Gov. Andrew Cuomo announced Thursday that the 20 million square feet of development planned for the neighborhood would not only include retail and commercial space, but also housing — a significant chunk of it affordable.
But during a briefing to elaborate on his myriad State of the State proposals, Cuomo unveiled more extensive plans, including up to 1,400 affordable units. The governor said the state would make “14 building sites available” for the development and that affordable homes would be the priority.
The four additional buildings are planned for two state-owned sites next to and across the street from the Javits Center, according to state officials.
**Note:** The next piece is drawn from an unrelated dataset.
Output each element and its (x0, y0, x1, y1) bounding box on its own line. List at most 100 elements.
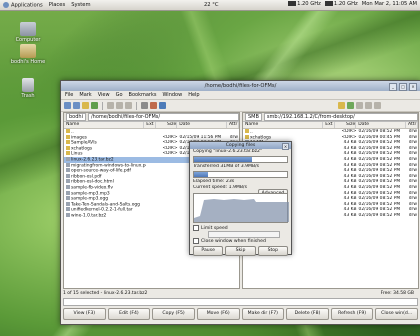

Empire State Development, the state’s development arm, initially envisioned only commercial space for the eight sites in the immediate vicinity of Penn Station. But in its final plan, the agency opened the door to three of those sites having residential space. To allow for the development of these and the other five sites, the state is seeking to override city zoning regulations to construct larger buildings.
The plans are part of an estimated $51 billion, 114-acre “Midtown West,” a new district that would duel with existing monikers including Hudson Yards, Manhattan West, the Far West Side, Chelsea, West Chelsea or simply Midtown. That price tag also includes the expansions of Penn Station and the Javits Center, as well as the redevelopment of Port Authority Bus Terminal.
The new buildings around Penn would generate revenue to help pay for the station’s redevelopment. The state plans to add another eight tracks by acquiring a block south of Penn, which contains 51 separate properties. That initiative is part of a broader overhaul of the transit hub, called Empire Station Complex, which Cuomo announced in his State of the State last year. Little about the project has been announced publicly since.
It has not yet been determined what agency — Amtrak, Empire State Development, the MTA or NJ Transit — would be charged with acquiring the properties surrounding Penn Station. The state has the option of using eminent domain should negotiations with the property owners fail.
Representatives for Amtrak were not available to discuss the governor’s announcement. A representative for Vornado Realty Trust, the predominant landlord in the area and a development partner on the new Moynihan Train Hall, did not immediately respond to requests seeking comment.
In last year’s speech, Cuomo also announced that Pier 76, currently used by the New York City Police Department as a tow yard, would be transformed into a public park. He reiterated that plan on Thursday and said the state is considering extending the High Line to connect the park with a pedestrian bridge across 12th Avenue. Earlier this week the governor announced a $60 million plan to extend the High Line to Brookfield’s Manhattan West project and then to the newly completed Moynihan Train Hall.
The inclusion of residential space in the state’s plan for Midtown West complements the governor’s announcement this week that he would introduce legislation to promote the conversion of empty office space into affordable and supportive housing. The pandemic has caused many hotels to permanently close and office vacancy rates to climb.